The photo appears a couple of times in Neil Young Journeys, the third film Young has made with Jonathan Demme, first near the beginning and then again, the frame pushing in oh so slowly, under the closing credits. It’s a standard sort of shot marking a moment in a young boy’s life. If it’s unclear now what that moment might have been — why he and the other kids were in uniforms, what the man was saying to them, why Neil was looking away from him — it seems to illustrate Young’s version of his childhood, for instance, that at five years old, he was the “premiere fisherman Omemee, Ontario, that he was proud of his dad, a poet for whom a local public school is now named, and that he once “killed a turtle” (“I stuck a firecracker up its ass,” he explains, “My environmental roots are not deep”).

Driving his 1956 Crown Vic, Young takes Demme and cinematographer Declan Quinn on a brief tour of Omemee before they head out onto the highway, following Young’s brother Bob’s car, which proceeds at a perfect speed, he notes, “He’s not going too slow, he’s not going too fast.” They make their way to Toronto’s Massey Hall (“He might get a shot of the car pulling up to Massey Hall,” he doesn’t quite direct), where Young brought his solo concert tour for a couple of nights in 2011. That footage comprises the bulk of the film, and Young on stage alone is an extraordinarily potent act. He performs 12 songs, some from the album, Le Noise, some unreleased, and others from the early ’70s, recalling his album, Live at Massey Hall 1971 (released in 2007). The selection provokes comparisons between then and now, concerning the ever troubling US political landscape.

The first song in the film is “Ohio,” which Young wrote in response to the Kent State killings. “What if you knew her and found her dead on the ground?” he sings, as the film shows footage of the National Guardsmen on campus, then photos of the four dead students. In this and Young’s other songs, including “Down by the River,” “Hey Hey, My My (Into the Black),” or “Feel Your Love,” the guitar sound dense in the way that only Neil Young can make it. The camera during the performances keeps close on him, peering at him through the narrow frame provided by the piano lid, pitched up at from the tiny camera taped to the microphone stand, watching as he paces from speaker to speaker, angling his instrument to create ferocious feedback.

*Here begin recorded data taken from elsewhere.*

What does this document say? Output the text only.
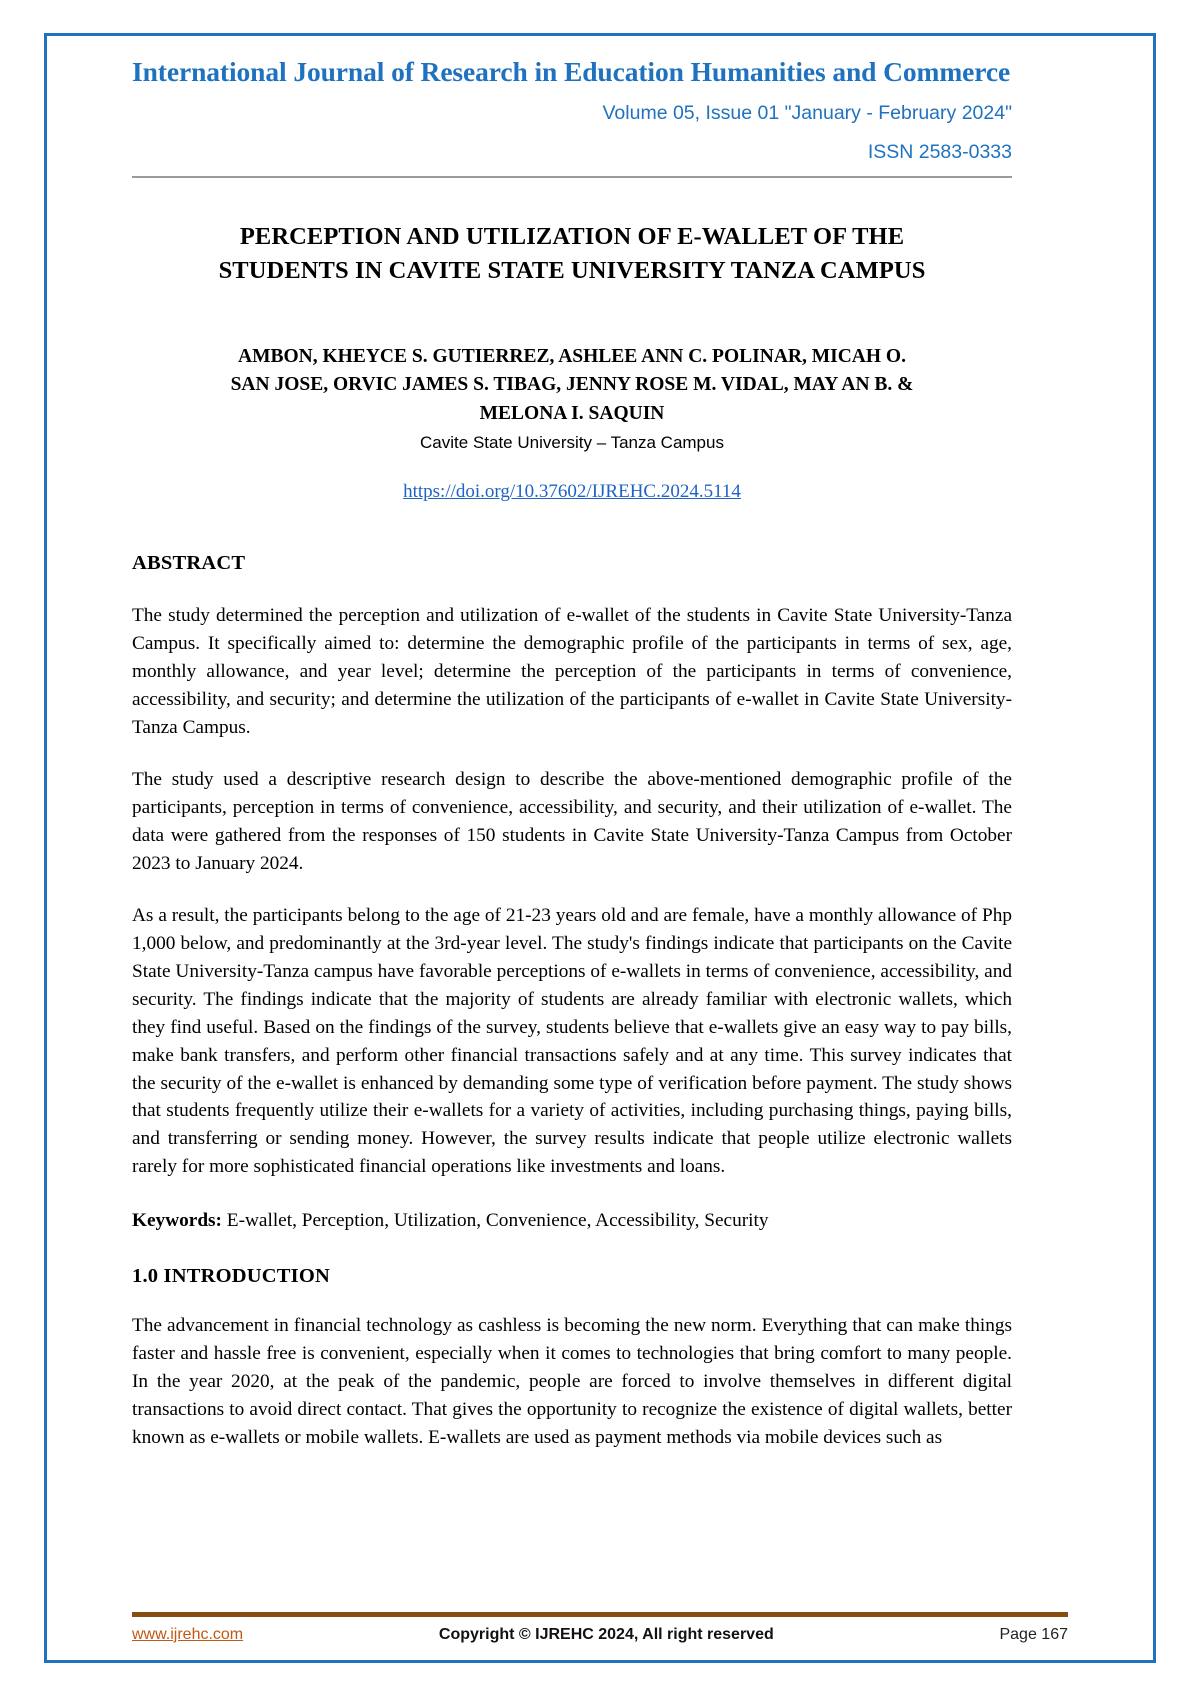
International Journal of Research in Education Humanities and Commerce
Volume 05, Issue 01 "January - February 2024"
ISSN 2583-0333
PERCEPTION AND UTILIZATION OF E-WALLET OF THE
STUDENTS IN CAVITE STATE UNIVERSITY TANZA CAMPUS
AMBON, KHEYCE S. GUTIERREZ, ASHLEE ANN C. POLINAR, MICAH O.
SAN JOSE, ORVIC JAMES S. TIBAG, JENNY ROSE M. VIDAL, MAY AN B. &
MELONA I. SAQUIN
Cavite State University – Tanza Campus
https://doi.org/10.37602/IJREHC.2024.5114
ABSTRACT

The study determined the perception and utilization of e-wallet of the students in Cavite State University-Tanza Campus. It specifically aimed to: determine the demographic profile of the participants in terms of sex, age, monthly allowance, and year level; determine the perception of the participants in terms of convenience, accessibility, and security; and determine the utilization of the participants of e-wallet in Cavite State University-Tanza Campus.

The study used a descriptive research design to describe the above-mentioned demographic profile of the participants, perception in terms of convenience, accessibility, and security, and their utilization of e-wallet. The data were gathered from the responses of 150 students in Cavite State University-Tanza Campus from October 2023 to January 2024.

As a result, the participants belong to the age of 21-23 years old and are female, have a monthly allowance of Php 1,000 below, and predominantly at the 3rd-year level. The study's findings indicate that participants on the Cavite State University-Tanza campus have favorable perceptions of e-wallets in terms of convenience, accessibility, and security. The findings indicate that the majority of students are already familiar with electronic wallets, which they find useful. Based on the findings of the survey, students believe that e-wallets give an easy way to pay bills, make bank transfers, and perform other financial transactions safely and at any time. This survey indicates that the security of the e-wallet is enhanced by demanding some type of verification before payment. The study shows that students frequently utilize their e-wallets for a variety of activities, including purchasing things, paying bills, and transferring or sending money. However, the survey results indicate that people utilize electronic wallets rarely for more sophisticated financial operations like investments and loans.

Keywords: E-wallet, Perception, Utilization, Convenience, Accessibility, Security
1.0 INTRODUCTION

The advancement in financial technology as cashless is becoming the new norm. Everything that can make things faster and hassle free is convenient, especially when it comes to technologies that bring comfort to many people. In the year 2020, at the peak of the pandemic, people are forced to involve themselves in different digital transactions to avoid direct contact. That gives the opportunity to recognize the existence of digital wallets, better known as e-wallets or mobile wallets. E-wallets are used as payment methods via mobile devices such as

www.ijrehc.com	Copyright © IJREHC 2024, All right reserved	Page 167
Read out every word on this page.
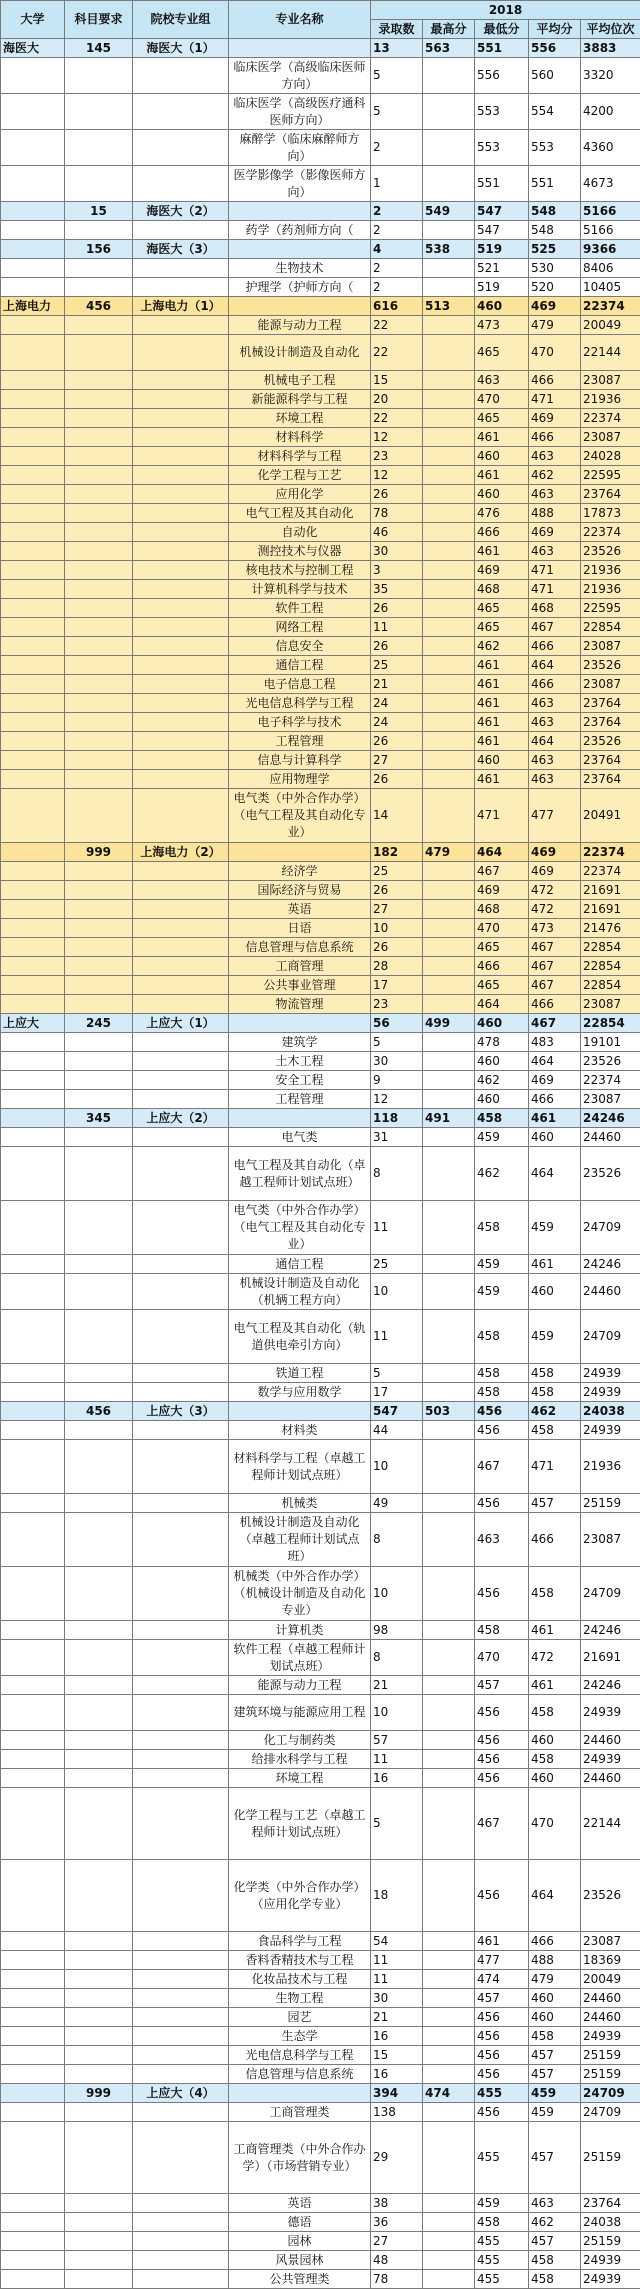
大学	科目要求	院校专业组	专业名称	2018				
				录取数	最高分	最低分	平均分	平均位次
海医大	145	海医大（1）		13	563	551	556	3883
			临床医学（高级临床医师方向）	5		556	560	3320
			临床医学（高级医疗通科医师方向）	5		553	554	4200
			麻醉学（临床麻醉师方向）	2		553	553	4360
			医学影像学（影像医师方向）	1		551	551	4673
	15	海医大（2）		2	549	547	548	5166
			药学（药剂师方向（	2		547	548	5166
	156	海医大（3）		4	538	519	525	9366
			生物技术	2		521	530	8406
			护理学（护师方向（	2		519	520	10405
上海电力	456	上海电力（1）		616	513	460	469	22374
			能源与动力工程	22		473	479	20049
			机械设计制造及自动化	22		465	470	22144
			机械电子工程	15		463	466	23087
			新能源科学与工程	20		470	471	21936
			环境工程	22		465	469	22374
			材料科学	12		461	466	23087
			材料科学与工程	23		460	463	24028
			化学工程与工艺	12		461	462	22595
			应用化学	26		460	463	23764
			电气工程及其自动化	78		476	488	17873
			自动化	46		466	469	22374
			测控技术与仪器	30		461	463	23526
			核电技术与控制工程	3		469	471	21936
			计算机科学与技术	35		468	471	21936
			软件工程	26		465	468	22595
			网络工程	11		465	467	22854
			信息安全	26		462	466	23087
			通信工程	25		461	464	23526
			电子信息工程	21		461	466	23087
			光电信息科学与工程	24		461	463	23764
			电子科学与技术	24		461	463	23764
			工程管理	26		461	464	23526
			信息与计算科学	27		460	463	23764
			应用物理学	26		461	463	23764
			电气类（中外合作办学）（电气工程及其自动化专业）	14		471	477	20491
	999	上海电力（2）		182	479	464	469	22374
			经济学	25		467	469	22374
			国际经济与贸易	26		469	472	21691
			英语	27		468	472	21691
			日语	10		470	473	21476
			信息管理与信息系统	26		465	467	22854
			工商管理	28		466	467	22854
			公共事业管理	17		465	467	22854
			物流管理	23		464	466	23087
上应大	245	上应大（1）		56	499	460	467	22854
			建筑学	5		478	483	19101
			土木工程	30		460	464	23526
			安全工程	9		462	469	22374
			工程管理	12		460	466	23087
	345	上应大（2）		118	491	458	461	24246
			电气类	31		459	460	24460
			电气工程及其自动化（卓越工程师计划试点班）	8		462	464	23526
			电气类（中外合作办学）（电气工程及其自动化专业）	11		458	459	24709
			通信工程	25		459	461	24246
			机械设计制造及自动化（机辆工程方向）	10		459	460	24460
			电气工程及其自动化（轨道供电牵引方向）	11		458	459	24709
			铁道工程	5		458	458	24939
			数学与应用数学	17		458	458	24939
	456	上应大（3）		547	503	456	462	24038
			材料类	44		456	458	24939
			材料科学与工程（卓越工程师计划试点班）	10		467	471	21936
			机械类	49		456	457	25159
			机械设计制造及自动化（卓越工程师计划试点班）	8		463	466	23087
			机械类（中外合作办学）（机械设计制造及自动化专业）	10		456	458	24709
			计算机类	98		458	461	24246
			软件工程（卓越工程师计划试点班）	8		470	472	21691
			能源与动力工程	21		457	461	24246
			建筑环境与能源应用工程	10		456	458	24939
			化工与制药类	57		456	460	24460
			给排水科学与工程	11		456	458	24939
			环境工程	16		456	460	24460
			化学工程与工艺（卓越工程师计划试点班）	5		467	470	22144
			化学类（中外合作办学）（应用化学专业）	18		456	464	23526
			食品科学与工程	54		461	466	23087
			香料香精技术与工程	11		477	488	18369
			化妆品技术与工程	11		474	479	20049
			生物工程	30		457	460	24460
			园艺	21		456	460	24460
			生态学	16		456	458	24939
			光电信息科学与工程	15		456	457	25159
			信息管理与信息系统	16		456	457	25159
	999	上应大（4）		394	474	455	459	24709
			工商管理类	138		456	459	24709
			工商管理类（中外合作办学）（市场营销专业）	29		455	457	25159
			英语	38		459	463	23764
			德语	36		458	462	24038
			园林	27		455	457	25159
			风景园林	48		455	458	24939
			公共管理类	78		455	458	24939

On stage, Young appears alternately engrossed, agitated, and perversely mystical, his eyes often closed as he sings. His performing style is overpowering, a self turned almost desperately inward and also thunderously aware of his listeners, instructing, pushing, and rousing. His music is confessional and accusatory, vulnerable and propulsive. As Young sings about his family — his son Ben (who has cerebral palsy) or daughter (in the unreleased “Leia,” which performance cuts away to a brief home-movie glimpse of the little girl at a piano) — he feels removed and too close at the same time, in a place you’ll never know and also too precisely in the place where you’re breathing, now.

To create this effect, the film rarely cuts to the audience in Massey Hall, and when it does, they’re shadows, backs to you as if you’re standing behind them, straining to see the stage. What you’re straining to see is a mix of past and present, and perhaps –as Young and Demme are working on their fourth collaboration — a future too. Young’s work doesn’t transcend time so much as it brings multiple moments together.

The effect is unlike that of most concert films, which let you imagine or maybe remember a show. Neil Young Journeys, as its title hints, constructs layers of memories and movements. He journeys and he also helps to describe your journeys. When Young sings “Helpless” over the closing credits, you’re invited to look at that small, fierce boy in the cowboy hat again, a shot pressing you ever closer to his face, unreadable and yet as open and haunting as any portrait could be.